Stand-up comedy consists of one-liners, stories, observations or a shtick that may incorporate props, music, magic tricks or ventriloquism. It can be performed almost anywhere, including comedy clubs, comedy festivals, bars, nightclubs, colleges or theatres.

History 

Stand-up as a Western art form has its roots in the stump speech of American minstrel shows, which featured an actor in blackface delivering nonsensical monologue to the audience. While the intention of stump speeches was to mock African-Americans, they also occasionally contained political and social satire. The minstrel show would later influence theatrical traditions of the late 19th and early 20th centuries, such as vaudeville and burlesque.

Charles Farrar Browne (April 26, 1834 – March 6, 1867) was an American humor writer, better known under his nom de plume, Artemus Ward, which as a character, an illiterate rube with "Yankee common sense", Browne also played in public performances. He is considered to be America's first stand-up comedian.

The first documented use of "stand-up" as a term was in The Stage in 1911, detailing a woman named Nellie Perrier delivering 'stand-up comic ditties in a chic and charming manner', though this was used to describe a performance of comedy songs rather than stand-up comedy in its true modern form.

In The Yorkshire Evening Post on November 10, 1917, the "Stage Gossip" column described the career of a comedian named Finlay Dunn. The article stated that Dunn was "what he calls 'a stand-up comedian'" during the latter part of the 19th century, although the term may have been used retrospectively.

Genres 

Stand-up has multiple genres and styles with their own formats. Common ones include:
 Alternative: Intended to counter the established figures of mainstream comedy.
 Character: A fictional persona created by the performer.
 DIY: A "new alternative" to alternative comedy.
 Musical: Humorous songs or musical parody sometimes without lyrics.
 Observational: Conversation on the absurdities of everyday life.
 Satire: Ridicule of celebrity, political figures, the establishment, religion or ideology.

Stand up performances

Opener, feature and headliner 

The host, compere or emcee "warms up" the audience and introduces the other performers. This is followed by the opener, the feature, then the headliner. The host may also double as an opener for smaller shows. Proven comics can get regular bookings for club chains and comedy venues. Jobbing stand-ups may perform sets at two or more venues on the same day.

Open mic 
Club and small venues often run open mic events; these slots may be booked in advance or left for walk-ins. Comedians use open mics to work on material or to show off their skills to get an opener slot. "Bringer shows" are open mics that require amateur performers to bring a specified number of paying guests with them in order to receive stage time.

Festivals 
As well as being a mainstay of the comedy circuit, festivals often also showcase up and coming acts, with promoters and agents using the festivals to seek out new talent.

Specials 
Experienced comics with a popular following may produce a special. Typically lasting between one and two hours, a special may be recorded on tour or at a show advertised and performed specifically for the purpose. It may be released as a comedy album, video, or on television and streaming services.

Comedy set

Routine 
A stand-up defines their craft through the development of the routine or set. These are designed through the construction and revision of jokes and "bits" (linked jokes). The routine emerges from the arrangement of bits to build an interlinked narrative or overarching theme leading to the closer (the final joke that ties the themes of the show together in a satisfying or meaningful conclusion).

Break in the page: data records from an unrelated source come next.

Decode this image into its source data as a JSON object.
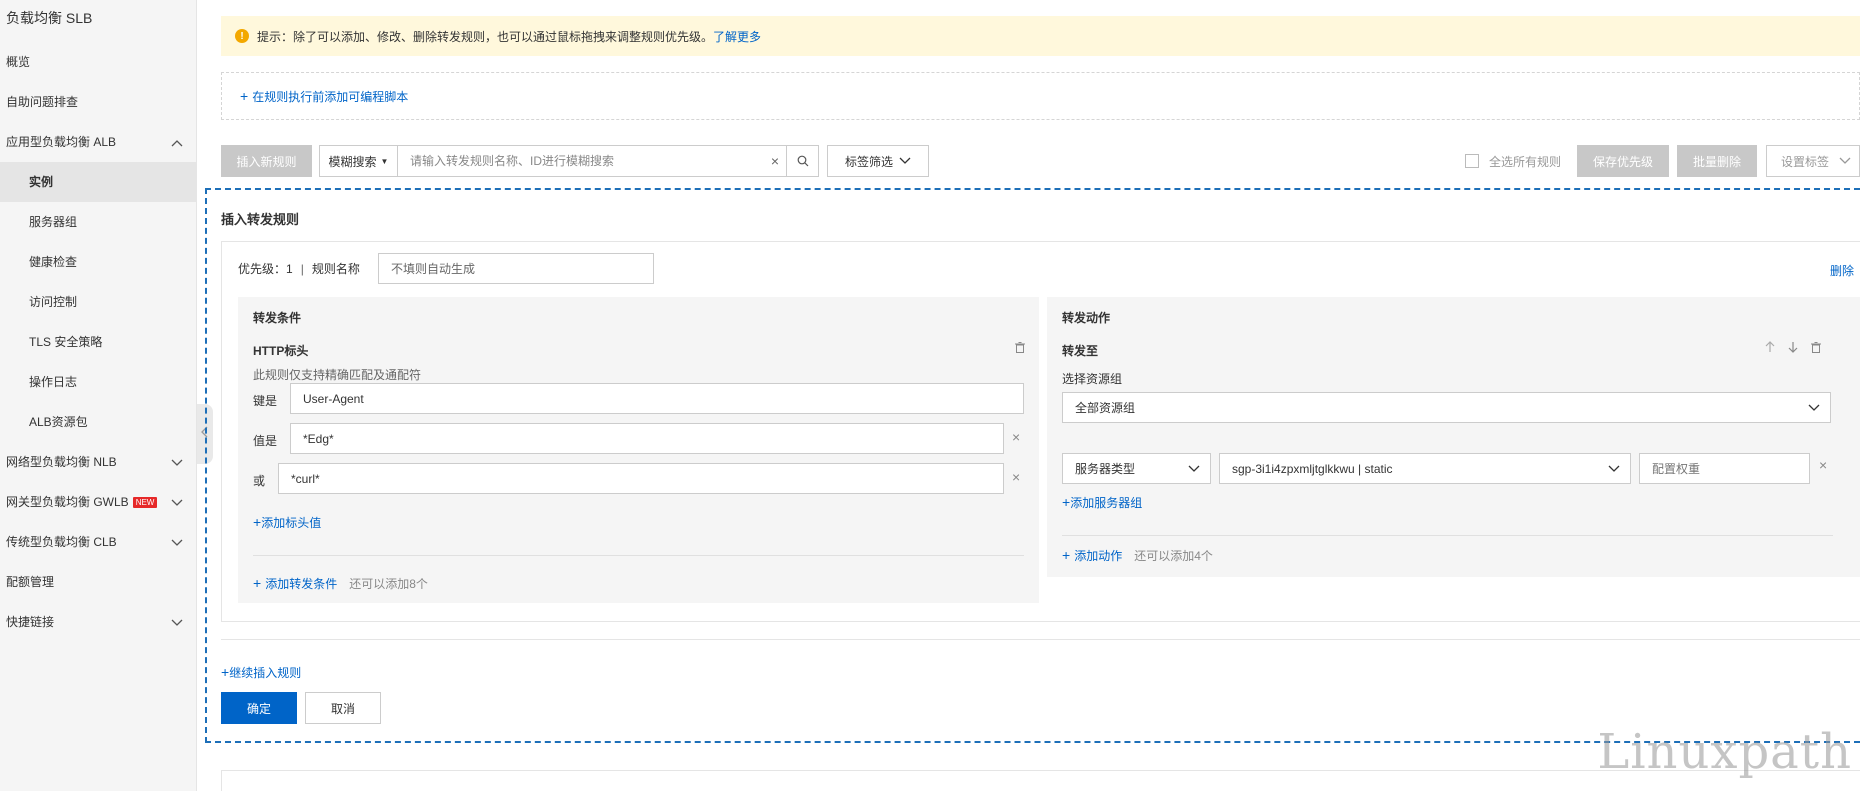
{
  "sidebar": {
    "title": "负载均衡 SLB",
    "items": [
      {
        "label": "概览"
      },
      {
        "label": "自助问题排查"
      },
      {
        "label": "应用型负载均衡 ALB"
      },
      {
        "label": "实例"
      },
      {
        "label": "服务器组"
      },
      {
        "label": "健康检查"
      },
      {
        "label": "访问控制"
      },
      {
        "label": "TLS 安全策略"
      },
      {
        "label": "操作日志"
      },
      {
        "label": "ALB资源包"
      },
      {
        "label": "网络型负载均衡 NLB"
      },
      {
        "label": "网关型负载均衡 GWLB",
        "badge": "NEW"
      },
      {
        "label": "传统型负载均衡 CLB"
      },
      {
        "label": "配额管理"
      },
      {
        "label": "快捷链接"
      }
    ]
  },
  "tip": {
    "text": "提示：除了可以添加、修改、删除转发规则，也可以通过鼠标拖拽来调整规则优先级。",
    "link": "了解更多"
  },
  "script_link": "在规则执行前添加可编程脚本",
  "toolbar": {
    "insert_rule": "插入新规则",
    "search_type": "模糊搜索",
    "search_placeholder": "请输入转发规则名称、ID进行模糊搜索",
    "tag_filter": "标签筛选",
    "select_all": "全选所有规则",
    "save_priority": "保存优先级",
    "batch_delete": "批量删除",
    "set_tag": "设置标签"
  },
  "insert_panel": {
    "title": "插入转发规则",
    "priority_label": "优先级：",
    "priority_value": "1",
    "separator": "|",
    "rule_name_label": "规则名称",
    "rule_name_placeholder": "不填则自动生成",
    "delete": "删除",
    "conditions": {
      "title": "转发条件",
      "type": "HTTP标头",
      "hint": "此规则仅支持精确匹配及通配符",
      "key_label": "键是",
      "key_value": "User-Agent",
      "value_label": "值是",
      "value_1": "*Edg*",
      "or_label": "或",
      "value_2": "*curl*",
      "add_header_value": "添加标头值",
      "add_condition": "添加转发条件",
      "remaining": "还可以添加8个"
    },
    "actions": {
      "title": "转发动作",
      "type": "转发至",
      "resource_group_label": "选择资源组",
      "resource_group_value": "全部资源组",
      "server_type": "服务器类型",
      "server_group": "sgp-3i1i4zpxmljtglkkwu | static",
      "weight_placeholder": "配置权重",
      "add_server_group": "添加服务器组",
      "add_action": "添加动作",
      "remaining": "还可以添加4个"
    },
    "continue_insert": "继续插入规则",
    "confirm": "确定",
    "cancel": "取消"
  },
  "watermark": "Linuxpath",
  "colors": {
    "primary": "#0064c8",
    "tip_bg": "#fff8dc",
    "warning": "#f3a800",
    "disabled": "#c8c8c8",
    "badge": "#e62828"
  }
}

Most jokes are the juxtaposition of two incongruous things and are made up of the premise, set-up, and punchline, often adding a twist, topper or tagline for an intensified or extra laugh. Delivery relies on the use of intonation, inflection, attitude and timing or other stylistic devices such as the rule of three, idioms, archetypes or wordplay. Another popular joke structure is the paraprosdokian, a surprising punchline that changes the context or meaning of the setup.

In order to falsely frame their stories as true or to free themselves of responsibility for breaking social conventions, comedians can use the jester's privilege, the right to discuss and mock anything freely without being punished. "Punching up" and "punching down" describe who should be the "butt of the joke". This carries the assumption that, relative to the comedian's own socio-political identity, comedy should "punch up" at the rich and powerful without "punching down" at those who are marginalized and less fortunate.

Joke theft 
Appropriation and plagiarism are considered "social crimes" by most stand-ups. There have been several high-profile accusations of joke theft, some ending in lawsuits for copyright infringement. Those accused will sometimes claim cryptomnesia or parallel thinking, but it is difficult to successfully sue for joke theft regardless due to the idea–expression distinction.

Audiences 

According to Anna Spagnolli, stand-up comedy audiences "are both 'co-constructors of the situation' and 'co-responsible for it'".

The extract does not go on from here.